Anonymous wrote:Anonymous wrote:Kristin Lavransdatter, by Sigrid Undset. Get the modern translation, which has a black cover and all three parts of the trilogy in one book.
It won the Nobel Prize for literature in 1929, I think. It is the story of a marriage in medieval Norway. I have read it dozens of times, and get more out of it every time I read it. Reviewers have said only Brothers Karamazov could rival its study of human nature.
The first few chapters start a little slow, with Kristin's childhood, but then the action is unrelenting, soul-rending, and so real. You will BE Kristin, but you will want to shake her, too.
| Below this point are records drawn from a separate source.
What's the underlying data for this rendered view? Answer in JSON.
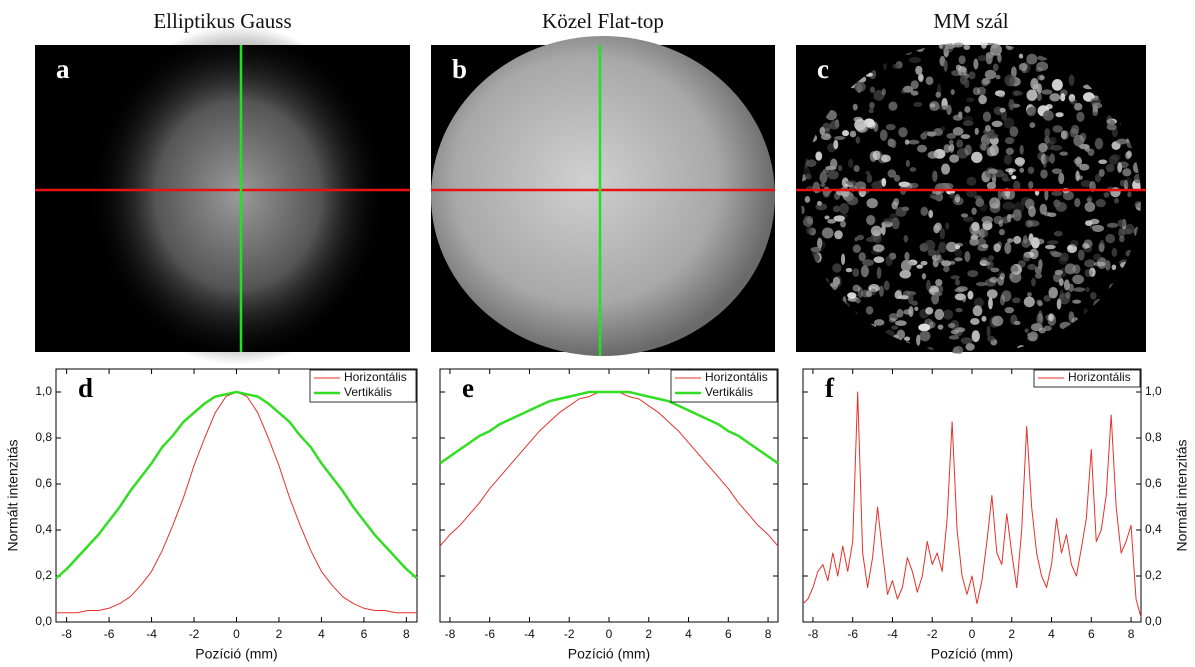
{
  "images": [
    {
      "title": "Elliptikus Gauss",
      "label": "a"
    },
    {
      "title": "Közel Flat-top",
      "label": "b"
    },
    {
      "title": "MM szál",
      "label": "c"
    }
  ],
  "chart_data": [
    {
      "type": "line",
      "label": "d",
      "xlabel": "Pozíció (mm)",
      "ylabel": "Normált intenzitás",
      "yaxis": "left",
      "legend": "upper right",
      "xlim": [
        -8.5,
        8.5
      ],
      "ylim": [
        0,
        1.1
      ],
      "xticks": [
        -8,
        -6,
        -4,
        -2,
        0,
        2,
        4,
        6,
        8
      ],
      "yticks": [
        {
          "value": 0,
          "label": "0,0"
        },
        {
          "value": 0.2,
          "label": "0,2"
        },
        {
          "value": 0.4,
          "label": "0,4"
        },
        {
          "value": 0.6,
          "label": "0,6"
        },
        {
          "value": 0.8,
          "label": "0,8"
        },
        {
          "value": 1,
          "label": "1,0"
        }
      ],
      "x": [
        -8.5,
        -8,
        -7.5,
        -7,
        -6.5,
        -6,
        -5.5,
        -5,
        -4.5,
        -4,
        -3.5,
        -3,
        -2.5,
        -2,
        -1.5,
        -1,
        -0.5,
        0,
        0.5,
        1,
        1.5,
        2,
        2.5,
        3,
        3.5,
        4,
        4.5,
        5,
        5.5,
        6,
        6.5,
        7,
        7.5,
        8,
        8.5
      ],
      "series": [
        {
          "name": "Horizontális",
          "color": "#e8302a",
          "width": 1,
          "values": [
            0.04,
            0.04,
            0.04,
            0.05,
            0.05,
            0.06,
            0.08,
            0.11,
            0.16,
            0.22,
            0.31,
            0.42,
            0.54,
            0.68,
            0.8,
            0.91,
            0.98,
            1.0,
            0.98,
            0.91,
            0.8,
            0.68,
            0.54,
            0.42,
            0.31,
            0.22,
            0.16,
            0.11,
            0.08,
            0.06,
            0.05,
            0.05,
            0.04,
            0.04,
            0.04
          ]
        },
        {
          "name": "Vertikális",
          "color": "#33dd22",
          "width": 2.5,
          "values": [
            0.19,
            0.23,
            0.28,
            0.33,
            0.38,
            0.44,
            0.5,
            0.57,
            0.63,
            0.69,
            0.76,
            0.81,
            0.87,
            0.91,
            0.95,
            0.98,
            0.99,
            1.0,
            0.99,
            0.98,
            0.95,
            0.91,
            0.87,
            0.81,
            0.76,
            0.69,
            0.63,
            0.57,
            0.5,
            0.44,
            0.38,
            0.33,
            0.28,
            0.23,
            0.19
          ]
        }
      ]
    },
    {
      "type": "line",
      "label": "e",
      "xlabel": "Pozíció (mm)",
      "legend": "upper right",
      "xlim": [
        -8.5,
        8.5
      ],
      "ylim": [
        0,
        1.1
      ],
      "xticks": [
        -8,
        -6,
        -4,
        -2,
        0,
        2,
        4,
        6,
        8
      ],
      "yticks": [
        0,
        0.2,
        0.4,
        0.6,
        0.8,
        1
      ],
      "x": [
        -8.5,
        -8,
        -7.5,
        -7,
        -6.5,
        -6,
        -5.5,
        -5,
        -4.5,
        -4,
        -3.5,
        -3,
        -2.5,
        -2,
        -1.5,
        -1,
        -0.5,
        0,
        0.5,
        1,
        1.5,
        2,
        2.5,
        3,
        3.5,
        4,
        4.5,
        5,
        5.5,
        6,
        6.5,
        7,
        7.5,
        8,
        8.5
      ],
      "series": [
        {
          "name": "Horizontális",
          "color": "#e8302a",
          "width": 1,
          "values": [
            0.33,
            0.38,
            0.42,
            0.47,
            0.52,
            0.58,
            0.63,
            0.68,
            0.73,
            0.78,
            0.83,
            0.87,
            0.91,
            0.94,
            0.97,
            0.98,
            1.0,
            1.0,
            1.0,
            0.98,
            0.97,
            0.94,
            0.91,
            0.87,
            0.83,
            0.78,
            0.73,
            0.68,
            0.63,
            0.58,
            0.52,
            0.47,
            0.42,
            0.38,
            0.33
          ]
        },
        {
          "name": "Vertikális",
          "color": "#33dd22",
          "width": 2.5,
          "values": [
            0.69,
            0.72,
            0.75,
            0.78,
            0.81,
            0.83,
            0.86,
            0.88,
            0.9,
            0.92,
            0.94,
            0.96,
            0.97,
            0.98,
            0.99,
            1.0,
            1.0,
            1.0,
            1.0,
            1.0,
            0.99,
            0.98,
            0.97,
            0.96,
            0.94,
            0.92,
            0.9,
            0.88,
            0.86,
            0.83,
            0.81,
            0.78,
            0.75,
            0.72,
            0.69
          ]
        }
      ]
    },
    {
      "type": "line",
      "label": "f",
      "xlabel": "Pozíció (mm)",
      "ylabel": "Normált intenzitás",
      "yaxis": "right",
      "legend": "upper right",
      "xlim": [
        -8.5,
        8.5
      ],
      "ylim": [
        0,
        1.1
      ],
      "xticks": [
        -8,
        -6,
        -4,
        -2,
        0,
        2,
        4,
        6,
        8
      ],
      "yticks": [
        {
          "value": 0,
          "label": "0,0"
        },
        {
          "value": 0.2,
          "label": "0,2"
        },
        {
          "value": 0.4,
          "label": "0,4"
        },
        {
          "value": 0.6,
          "label": "0,6"
        },
        {
          "value": 0.8,
          "label": "0,8"
        },
        {
          "value": 1,
          "label": "1,0"
        }
      ],
      "x": [
        -8.5,
        -8.25,
        -8,
        -7.75,
        -7.5,
        -7.25,
        -7,
        -6.75,
        -6.5,
        -6.25,
        -6,
        -5.75,
        -5.5,
        -5.25,
        -5,
        -4.75,
        -4.5,
        -4.25,
        -4,
        -3.75,
        -3.5,
        -3.25,
        -3,
        -2.75,
        -2.5,
        -2.25,
        -2,
        -1.75,
        -1.5,
        -1.25,
        -1,
        -0.75,
        -0.5,
        -0.25,
        0,
        0.25,
        0.5,
        0.75,
        1,
        1.25,
        1.5,
        1.75,
        2,
        2.25,
        2.5,
        2.75,
        3,
        3.25,
        3.5,
        3.75,
        4,
        4.25,
        4.5,
        4.75,
        5,
        5.25,
        5.5,
        5.75,
        6,
        6.25,
        6.5,
        6.75,
        7,
        7.25,
        7.5,
        7.75,
        8,
        8.25,
        8.5
      ],
      "series": [
        {
          "name": "Horizontális",
          "color": "#e8302a",
          "width": 1,
          "values": [
            0.08,
            0.1,
            0.15,
            0.22,
            0.25,
            0.18,
            0.3,
            0.2,
            0.33,
            0.22,
            0.35,
            1.0,
            0.3,
            0.15,
            0.28,
            0.5,
            0.3,
            0.12,
            0.18,
            0.1,
            0.15,
            0.28,
            0.22,
            0.13,
            0.2,
            0.35,
            0.25,
            0.3,
            0.22,
            0.45,
            0.87,
            0.4,
            0.2,
            0.12,
            0.2,
            0.08,
            0.18,
            0.35,
            0.55,
            0.3,
            0.25,
            0.47,
            0.3,
            0.15,
            0.4,
            0.85,
            0.5,
            0.3,
            0.2,
            0.15,
            0.25,
            0.45,
            0.3,
            0.38,
            0.25,
            0.2,
            0.32,
            0.45,
            0.75,
            0.35,
            0.4,
            0.55,
            0.9,
            0.5,
            0.3,
            0.35,
            0.42,
            0.1,
            0.02
          ]
        }
      ]
    }
  ]
}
I will give it to each of my daughters when they are 16, so they can understand love, what marriage is like, what it is like to be a woman. You get to live someone else's life, all her mistakes, and it will haunt you.
Sounds terrific, and I put it on hold at my library. They asked which volume I wanted, so I went with 1, so is it a series?
Anonymous wrote:Kristin Lavransdatter, by Sigrid Undset. Get the modern translation, which has a black cover and all three parts of the trilogy in one book.
It won the Nobel Prize for literature in 1929, I think. It is the story of a marriage in medieval Norway. I have read it dozens of times, and get more out of it every time I read it. Reviewers have said only Brothers Karamazov could rival its study of human nature.
The first few chapters start a little slow, with Kristin's childhood, but then the action is unrelenting, soul-rending, and so real. You will BE Kristin, but you will want to shake her, too.
I will give it to each of my daughters when they are 16, so they can understand love, what marriage is like, what it is like to be a woman. You get to live someone else's life, all her mistakes, and it will haunt you.
Anonymous wrote:Anonymous wrote:
We just had a great discussion of The Weight of Heaven by Thrity Umrigar.
I'll second this. I just finished it and am making my DH read it. Really great book.